Documento classifica episódio como acidente de trabalho grave e destaca que a fadiga da tripulação pode ter sido fator que contribuiu para a queda

Por Da Redação

Falta de repouso adequado expôs tripulação da Voepass a riscos, aponta auditoria do MTE Créditos: Secretaria de Estado da Segurança de São Paulo

O Ministério do Trabalho e Emprego (MTE) concluiu uma auditoria que aponta falhas graves na gestão de jornadas e períodos de descanso da tripulação da companhia aérea Voepass. O relatório, divulgado nesta terça-feira (16), foi elaborado pela equipe de fiscalização da Superintendência Regional do Trabalho e Emprego de São Paulo (SRTE-SP) após o acidente aéreo de 9 de agosto de 2024, em Vinhedo (SP). Na tragédia, 62 pessoas morreram, 58 passageiros e os quatro tripulantes do voo 2283, que havia partido de Cascavel com destino ao Aeroporto de Guarulhos, em São Paulo.

O documento classifica o episódio como acidente de trabalho grave e destaca que a fadiga da tripulação pode ter sido um dos fatores que contribuíram para a queda do ATR-72. O objetivo da fiscalização foi justamente verificar se havia indícios de que escalas excessivas e repouso insuficiente teriam comprometido a capacidade de concentração e reação dos profissionais.
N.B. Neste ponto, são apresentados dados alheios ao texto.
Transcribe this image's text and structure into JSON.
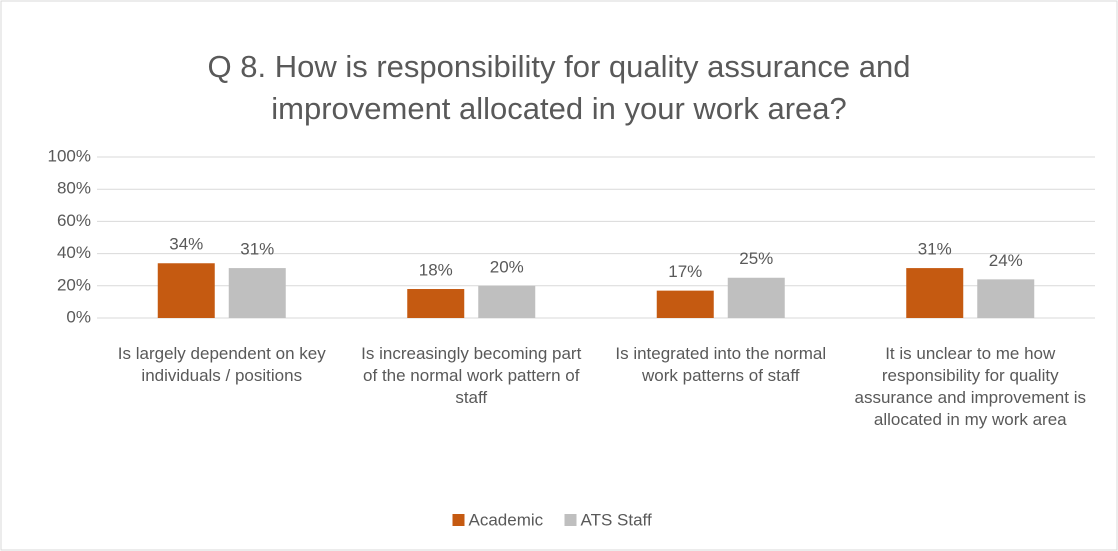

Para a análise, os auditores reconstruíram a rotina de trabalho do comandante Danilo Santos Romano e do copiloto Humberto de Campos Alencar e Silva entre 1º de maio e a data do acidente. Foram verificados registros de escalas, deslocamentos e até check-ins e check-outs em hotéis para medir com precisão os períodos reais de descanso. As duas comissárias, Débora Soper Ávila e Rúbia Silva Lima, também morreram no acidente.
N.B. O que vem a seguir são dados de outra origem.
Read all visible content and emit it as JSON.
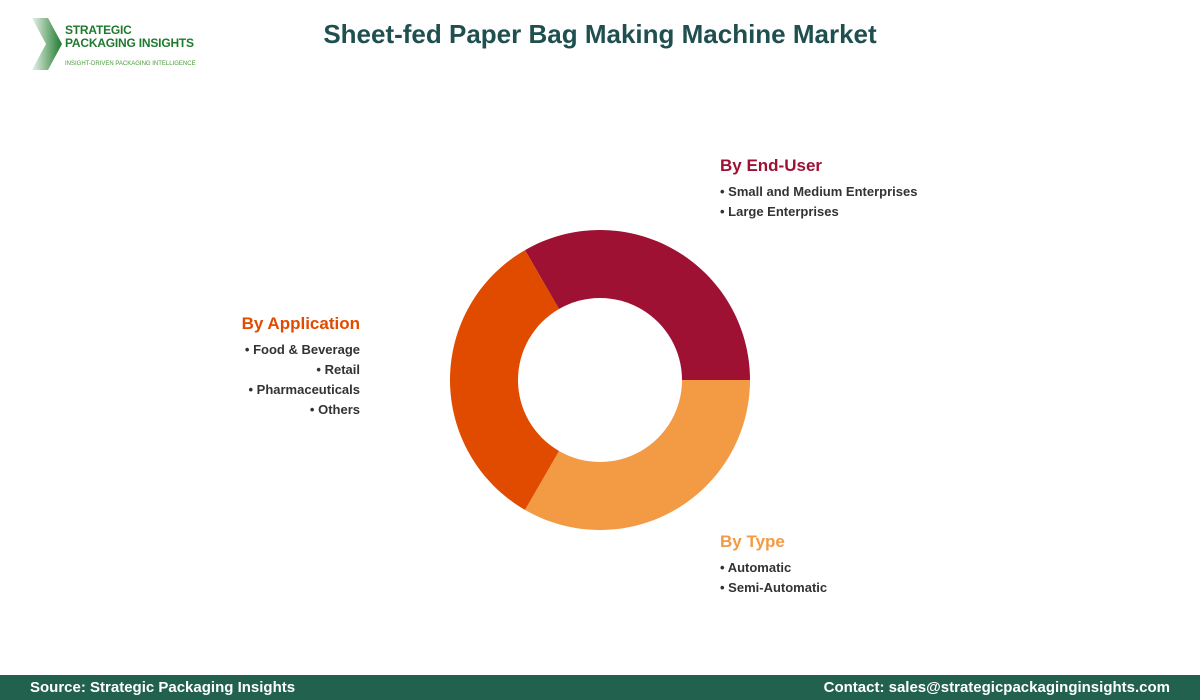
{
  "logo": {
    "line1": "STRATEGIC",
    "line2": "PACKAGING INSIGHTS",
    "tagline": "INSIGHT-DRIVEN PACKAGING INTELLIGENCE"
  },
  "title": "Sheet-fed Paper Bag Making Machine Market",
  "chart_data": {
    "type": "pie",
    "donut": true,
    "title": "Sheet-fed Paper Bag Making Machine Market",
    "segments": [
      {
        "name": "By End-User",
        "value": 33.3,
        "color": "#9e1133",
        "items": [
          "Small and Medium Enterprises",
          "Large Enterprises"
        ]
      },
      {
        "name": "By Type",
        "value": 33.3,
        "color": "#f39a45",
        "items": [
          "Automatic",
          "Semi-Automatic"
        ]
      },
      {
        "name": "By Application",
        "value": 33.3,
        "color": "#e04b00",
        "items": [
          "Food & Beverage",
          "Retail",
          "Pharmaceuticals",
          "Others"
        ]
      }
    ]
  },
  "footer": {
    "source": "Source: Strategic Packaging Insights",
    "contact": "Contact: sales@strategicpackaginginsights.com"
  }
}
O relatório aponta que a empresa adotava escalas que encurtavam o intervalo entre jornadas, expondo os trabalhadores a longos turnos, madrugadas de trabalho e reinício precoce de atividades no dia seguinte. Em 24 dos 48 dias analisados, o comandante teve menos de oito horas de descanso entre jornadas, tempo considerado insuficiente pela comunidade científica para recuperação adequada. O copiloto passou pela mesma situação em 15 dos 49 dias avaliados.

Segundo os auditores, a Voepass também utilizava a prática de “pré-anotação” dos horários de trabalho, registrando turnos fixos sem considerar os horários efetivamente cumpridos. Essa conduta, considerada infração ao artigo 74 da Consolidação das Leis do Trabalho (CLT), impedia o controle real das jornadas e mascarava a redução de repouso. Além disso, a empresa não contabilizava atividades prévias ao voo, como deslocamento, raio-X e procedimentos de embarque, como parte da jornada, o que reduzia artificialmente o tempo trabalhado e, por consequência, as horas de descanso.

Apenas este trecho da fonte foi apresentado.